As I sorted and listened, I thought about the differences in parenting and the many gray areas that exist. What may be incredibly offensive to one household, can be perfectly acceptable to another. There are a lot of factors that play into this, like the age of your children. A household with older children may be more lax about certain things (like games with poo) than a household with very young children.
Years ago, I would have kept my head down and my mouth shut in a situation like this, but as I have matured and become more confident in who I am as a parent – I no longer feel the need to impress others. And for this reason, I decided to open my mouth and speak. I was not confrontational at all. I simply said how much my children would love the game and even commented on another game we own that they think is a complete riot – Don’t Step In It. I went on to explain how in that game you make your own poo and then try to – yep – not step in it.
Neither of us were right and neither of us were wrong. We just had different opinions.
And this is how it is with so much of parenting. Of life, really.

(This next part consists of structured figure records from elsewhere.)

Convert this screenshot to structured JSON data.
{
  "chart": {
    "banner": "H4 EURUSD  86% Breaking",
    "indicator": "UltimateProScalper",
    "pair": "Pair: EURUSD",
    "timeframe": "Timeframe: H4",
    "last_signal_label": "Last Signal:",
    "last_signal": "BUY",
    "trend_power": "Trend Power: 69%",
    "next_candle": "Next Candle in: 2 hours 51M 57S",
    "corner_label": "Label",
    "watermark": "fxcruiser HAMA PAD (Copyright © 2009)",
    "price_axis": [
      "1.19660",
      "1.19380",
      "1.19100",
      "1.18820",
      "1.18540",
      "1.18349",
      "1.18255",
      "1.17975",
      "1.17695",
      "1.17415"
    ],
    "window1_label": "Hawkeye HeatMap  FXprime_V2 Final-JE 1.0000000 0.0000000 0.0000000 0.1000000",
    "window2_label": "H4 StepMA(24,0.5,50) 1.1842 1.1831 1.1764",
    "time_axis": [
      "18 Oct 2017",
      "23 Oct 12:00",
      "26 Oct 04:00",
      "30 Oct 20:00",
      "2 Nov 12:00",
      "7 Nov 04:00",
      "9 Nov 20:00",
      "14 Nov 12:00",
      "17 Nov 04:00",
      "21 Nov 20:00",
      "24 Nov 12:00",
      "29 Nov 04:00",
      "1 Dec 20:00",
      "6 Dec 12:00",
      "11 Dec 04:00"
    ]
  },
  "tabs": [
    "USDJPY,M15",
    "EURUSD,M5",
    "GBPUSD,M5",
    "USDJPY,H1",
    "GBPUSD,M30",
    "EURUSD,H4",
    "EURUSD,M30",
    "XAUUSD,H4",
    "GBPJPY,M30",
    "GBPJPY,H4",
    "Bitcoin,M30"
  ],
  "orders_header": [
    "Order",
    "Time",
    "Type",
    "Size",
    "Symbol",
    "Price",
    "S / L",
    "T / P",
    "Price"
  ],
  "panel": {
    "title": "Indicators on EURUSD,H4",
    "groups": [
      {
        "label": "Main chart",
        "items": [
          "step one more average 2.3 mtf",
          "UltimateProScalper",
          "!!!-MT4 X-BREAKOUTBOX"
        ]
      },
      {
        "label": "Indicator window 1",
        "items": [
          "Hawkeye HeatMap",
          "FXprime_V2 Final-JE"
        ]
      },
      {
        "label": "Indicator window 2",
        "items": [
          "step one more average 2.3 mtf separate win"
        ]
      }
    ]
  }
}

Breastfed vs. bottle-fed. Stay-at-home vs. working parent. Organic vs. non-organic. Homeschool vs. public school. Letting your kids use electronics when out to eat vs. not in a million years. Co-sleeping vs. everyone in their own rooms for the night. Thinking games with poop in them are hilarious vs. that is disgusting and will never be in our home.
The list goes on and on.
The amount of gray is remarkable – and at times overwhelming. When I was a new parent with very young children, I constantly mulled over our parenting choices. While I still have to think a lot about what we are doing and the choices we are making (especially now that we are moving into the teenage years and are dealing with more emotions and serious conversations) – I have allowed myself the freedom to make mistakes. In fact, I know it is inevitable. If we are going down a path and realize it isn’t working, we course correct. And what works for one child, may not necessarily work for another. We are constantly evaluating and re-evaluating our choices as parents. Because gray. So much gray.

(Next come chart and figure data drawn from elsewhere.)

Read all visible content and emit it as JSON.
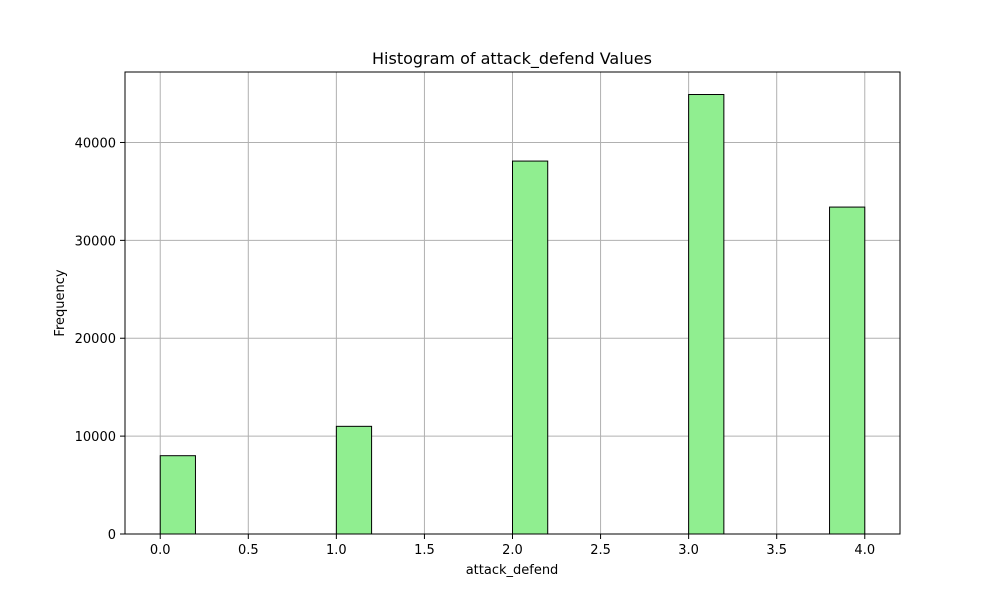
{
  "chart_data": {
    "type": "bar",
    "title": "Histogram of attack_defend Values",
    "xlabel": "attack_defend",
    "ylabel": "Frequency",
    "xlim": [
      -0.2,
      4.2
    ],
    "ylim": [
      0,
      47200
    ],
    "grid": true,
    "bar_color": "#90ee90",
    "edge_color": "#000000",
    "grid_color": "#b0b0b0",
    "bins": [
      {
        "x0": 0.0,
        "x1": 0.2,
        "value": 8000
      },
      {
        "x0": 1.0,
        "x1": 1.2,
        "value": 11000
      },
      {
        "x0": 2.0,
        "x1": 2.2,
        "value": 38100
      },
      {
        "x0": 3.0,
        "x1": 3.2,
        "value": 44900
      },
      {
        "x0": 3.8,
        "x1": 4.0,
        "value": 33400
      }
    ],
    "x_ticks": [
      {
        "value": 0.0,
        "label": "0.0"
      },
      {
        "value": 0.5,
        "label": "0.5"
      },
      {
        "value": 1.0,
        "label": "1.0"
      },
      {
        "value": 1.5,
        "label": "1.5"
      },
      {
        "value": 2.0,
        "label": "2.0"
      },
      {
        "value": 2.5,
        "label": "2.5"
      },
      {
        "value": 3.0,
        "label": "3.0"
      },
      {
        "value": 3.5,
        "label": "3.5"
      },
      {
        "value": 4.0,
        "label": "4.0"
      }
    ],
    "y_ticks": [
      {
        "value": 0,
        "label": "0"
      },
      {
        "value": 10000,
        "label": "10000"
      },
      {
        "value": 20000,
        "label": "20000"
      },
      {
        "value": 30000,
        "label": "30000"
      },
      {
        "value": 40000,
        "label": "40000"
      }
    ]
  }
}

There is no manual. No instruction book. Oftentimes, there is not one right way. But instead, many possibilities.
Part of the reason for voicing my support of the game was because of the other mothers in the room – most with children younger than mine. I thought about myself when I was that age with children that young. I could imagine my internal dialogue shaming myself for sometimes allowing potty-talk in our home. I could imagine taking those words to heart and possibly internalizing it as me being a bad mom. Just in case there was someone else listening who lives in a house where this kind of sense of humor runs rampant – I wanted them to know they weren’t alone.
We are all trying our best at a job that is incredibly rewarding and also incredibly challenging. At a job with no clear description. At a job where the minute you think you have it mastered – that’s the minute something is bound to change.
We all mess up. We all have our convictions about what is right and what is wrong.
So whether you are a family who would love the game Poopyhead, or one who cringes at the thought of a game like that entering your home – keep doing you. It isn’t our place to judge and if someone is judging you – that’s on them. Don’t worry about what other people think. The only one you need to please is God.
I pray that He will guide me and my spouse as we make choices for our family – and for Him to nudge us in the right direction when we are veering off track. I pray that for you and your family as well.
There is an awful lot of gray space in this world that we are all trying our best to navigate through each and every day. So let’s give each other grace. Let’s offer words of encouragement. Let’s cheer each other on with high-fives and fist bumps. Let’s refrain from judgment. Because parenting is hard.
And honestly we could all use more high-fives in our day – Don’t you think?